Only better transport can solve the housing crisis

Until it takes less time to reach Tel Aviv from Yeroham and Yokne’am, they won’t be property-market favorites.

Stanley Fischer 311 (photo credit: Bloomberg)
Stanley Fischer 311
(photo credit: Bloomberg)
There is no denying that Israel faces a whopping housing predicament. And it is rapidly turning into an economic danger.
Bank of Israel Gov. Stanley Fischer recently issued a dire warning about the engorged real-estate bubble that, to his mind, threatens to turn our economy into something vaguely resembling that of Ireland. His words stirred a tempest of controversy, mainly revolving around how better-buttressed Israel’s banks are vis-à-vis their Irish counterparts.
But that’s almost beside the point. Chronically, demand in our housing market far outstrips supply. Current supply is about 50,000 housing units below demand. By Israeli yardsticks that’s a huge gap, which in itself causes prices to spiral.
Accompanying this underlying condition is the fact that ever since 2008’s credit crunch, mortgage rates have remained enticingly low, which further increases demand.
Low rates have drawn many into the housing market who otherwise wouldn’t have ventured there. This includes first-time buyers who might have difficulty keeping up with mortgage payments once the floating rates float upwards. Also tempted were investors for whom affordable mortgages constituted very lucrative deals.
Fearing the bubble and ensuing inflation, Fischer has been striving to lower the inordinate attractiveness of mortgage rates and thus cool the market. The government also recognizes the existence of a problem. But things look different from its vantage point. The government cannot solely focus on the fiscal potholes but must factor in the mounting social discontent of would-be home-owners frustrated by spiking prices. This is something the government needs to address or risk alienating its electorate.
Fischer’s aim is to lower inflationary risks, while the government has to lower prices to defuse sociopolitical time bombs. Hypothetically, Fischer and Construction and Housing Minister Ariel Attias could be at cross purposes.

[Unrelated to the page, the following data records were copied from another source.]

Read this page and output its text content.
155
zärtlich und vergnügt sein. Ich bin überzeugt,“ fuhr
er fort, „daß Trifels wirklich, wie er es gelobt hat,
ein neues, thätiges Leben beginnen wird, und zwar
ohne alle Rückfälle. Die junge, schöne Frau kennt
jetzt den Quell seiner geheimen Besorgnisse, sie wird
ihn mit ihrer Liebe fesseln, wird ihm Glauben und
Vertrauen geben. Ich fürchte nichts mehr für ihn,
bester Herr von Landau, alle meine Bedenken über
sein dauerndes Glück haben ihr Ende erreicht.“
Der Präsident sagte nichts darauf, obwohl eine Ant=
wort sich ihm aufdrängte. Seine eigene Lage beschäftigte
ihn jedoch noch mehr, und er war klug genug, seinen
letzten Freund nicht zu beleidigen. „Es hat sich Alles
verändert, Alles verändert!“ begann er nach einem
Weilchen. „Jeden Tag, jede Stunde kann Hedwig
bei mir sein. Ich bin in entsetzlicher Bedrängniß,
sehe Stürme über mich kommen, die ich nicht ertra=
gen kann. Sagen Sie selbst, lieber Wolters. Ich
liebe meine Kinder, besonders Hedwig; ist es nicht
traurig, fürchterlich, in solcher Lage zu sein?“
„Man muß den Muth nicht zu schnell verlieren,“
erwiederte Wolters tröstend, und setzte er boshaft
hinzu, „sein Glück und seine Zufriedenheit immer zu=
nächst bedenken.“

Thus when Fischer moved to toughen mortgage conditions, Attias announced that more credit will be offered to first-time home buyers. While Fischer essentially needs to make homes less affordable to lower demand, Attias needs to make them more affordable. What keeps Attias from direct conflict with Fischer is the stipulation that his extra credit applies only to home-seekers in multi-dwelling complexes in the so-called periphery. This means that the additional NIS 60,000 subsidy he is offering is available only where relatively few families want to live.

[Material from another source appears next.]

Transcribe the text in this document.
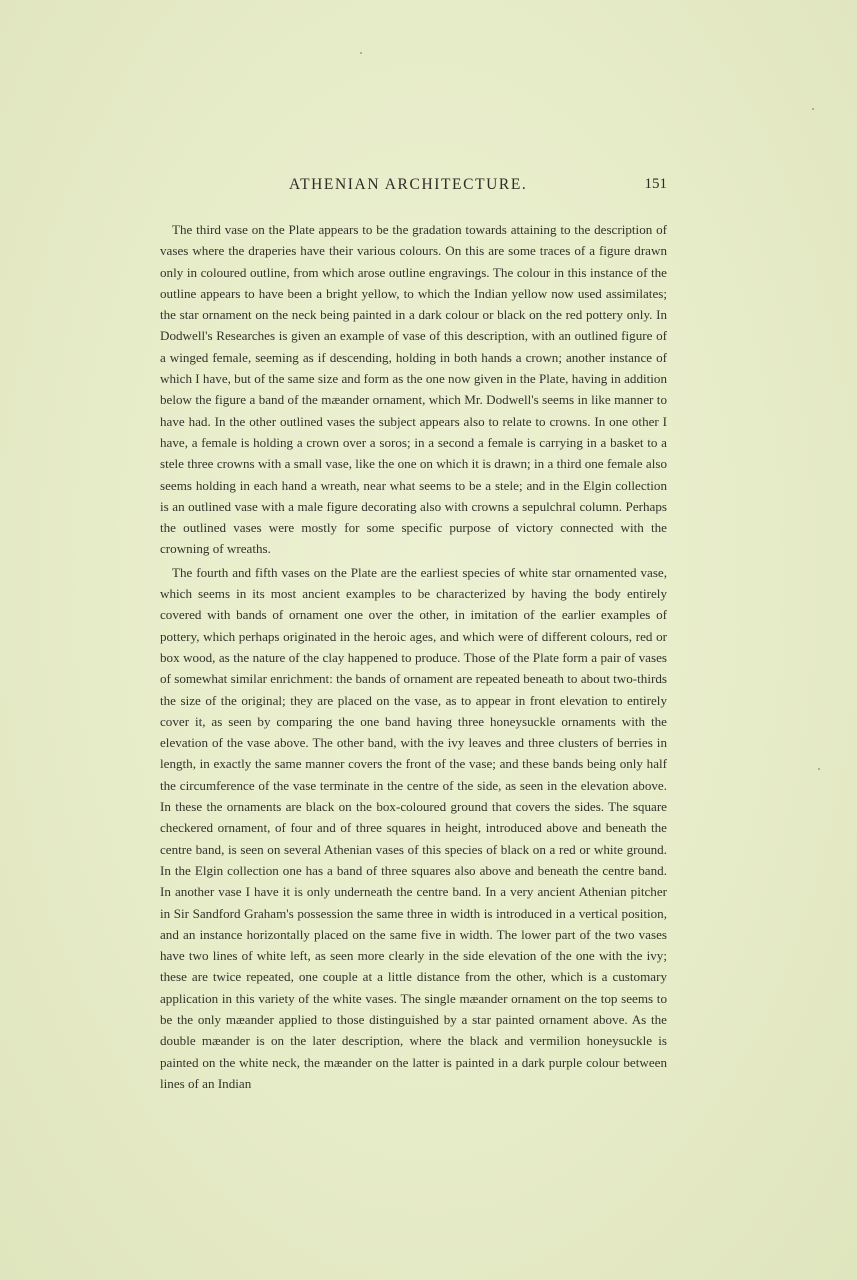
ATHENIAN ARCHITECTURE.	151

The third vase on the Plate appears to be the gradation towards attaining to the description of vases where the draperies have their various colours. On this are some traces of a figure drawn only in coloured outline, from which arose outline engravings. The colour in this instance of the outline appears to have been a bright yellow, to which the Indian yellow now used assimilates; the star ornament on the neck being painted in a dark colour or black on the red pottery only. In Dodwell's Researches is given an example of vase of this description, with an outlined figure of a winged female, seeming as if descending, holding in both hands a crown; another instance of which I have, but of the same size and form as the one now given in the Plate, having in addition below the figure a band of the mæander ornament, which Mr. Dodwell's seems in like manner to have had. In the other outlined vases the subject appears also to relate to crowns. In one other I have, a female is holding a crown over a soros; in a second a female is carrying in a basket to a stele three crowns with a small vase, like the one on which it is drawn; in a third one female also seems holding in each hand a wreath, near what seems to be a stele; and in the Elgin collection is an outlined vase with a male figure decorating also with crowns a sepulchral column. Perhaps the outlined vases were mostly for some specific purpose of victory connected with the crowning of wreaths.

The fourth and fifth vases on the Plate are the earliest species of white star ornamented vase, which seems in its most ancient examples to be characterized by having the body entirely covered with bands of ornament one over the other, in imitation of the earlier examples of pottery, which perhaps originated in the heroic ages, and which were of different colours, red or box wood, as the nature of the clay happened to produce. Those of the Plate form a pair of vases of somewhat similar enrichment: the bands of ornament are repeated beneath to about two-thirds the size of the original; they are placed on the vase, as to appear in front elevation to entirely cover it, as seen by comparing the one band having three honeysuckle ornaments with the elevation of the vase above. The other band, with the ivy leaves and three clusters of berries in length, in exactly the same manner covers the front of the vase; and these bands being only half the circumference of the vase terminate in the centre of the side, as seen in the elevation above. In these the ornaments are black on the box-coloured ground that covers the sides. The square checkered ornament, of four and of three squares in height, introduced above and beneath the centre band, is seen on several Athenian vases of this species of black on a red or white ground. In the Elgin collection one has a band of three squares also above and beneath the centre band. In another vase I have it is only underneath the centre band. In a very ancient Athenian pitcher in Sir Sandford Graham's possession the same three in width is introduced in a vertical position, and an instance horizontally placed on the same five in width. The lower part of the two vases have two lines of white left, as seen more clearly in the side elevation of the one with the ivy; these are twice repeated, one couple at a little distance from the other, which is a customary application in this variety of the white vases. The single mæander ornament on the top seems to be the only mæander applied to those distinguished by a star painted ornament above. As the double mæander is on the later description, where the black and vermilion honeysuckle is painted on the white neck, the mæander on the latter is painted in a dark purple colour between lines of an Indian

NOTHING IS intrinsically new here. Similar periphery-centered solutions have been tried before. Very cheap land was offered for development years ago – in both the North and South – yet nobody rushed to snap it up. Moreover, higher subsidies might paradoxically raise prices even in the periphery because they embolden developers to ask for more, since prospective purchasers presumably have more at their disposal.
Any program that could stimulate the population dispersal that Israel sorely needs would be an indisputable blessing. Experience shows, however, that generally only families already resident in peripheral townships, and living there in rented accommodations, take advantage of more generous housing credits in order to become homeowners.
The bottom-line status of such communities remains unaltered. Towns that cannot hold onto their own younger generation are in any case unlikely to attract migrants from central Israel.
There’s a reason why most of Israel’s population crowds into the area between Hadera and Gedera. That’s where the jobs are to be had and consequently where cultural and commercial life thrives. To attract population beyond these bounds, sought-after jobs must also meander to far-flung locations. Alternatively, employment opportunities must be made more accessible for inhabitants of outlying areas.
THERE ARE only two ways to burst the real-estate bubble and make more homes less expensive. One is to offer more housing where the buyers are and where they wish to remain – in the Central region. This means even higher high-rises in already over-congested sprawling metropolises, along with cheaper land precisely where market forces make land prohibitively more expensive. This cannot be the reasonable option.
The other approach is indeed to encourage population dispersal – but not through handouts to buyers. Remote locations can be brought closer to the center via improved transportation infrastructure. Quality-of-life disparities are more intimidating than physical distances but won’t disappear until physical distances shrink.
Until it takes less time to reach Tel Aviv from Yeroham and Yokne’am, they won’t be property-market favorites.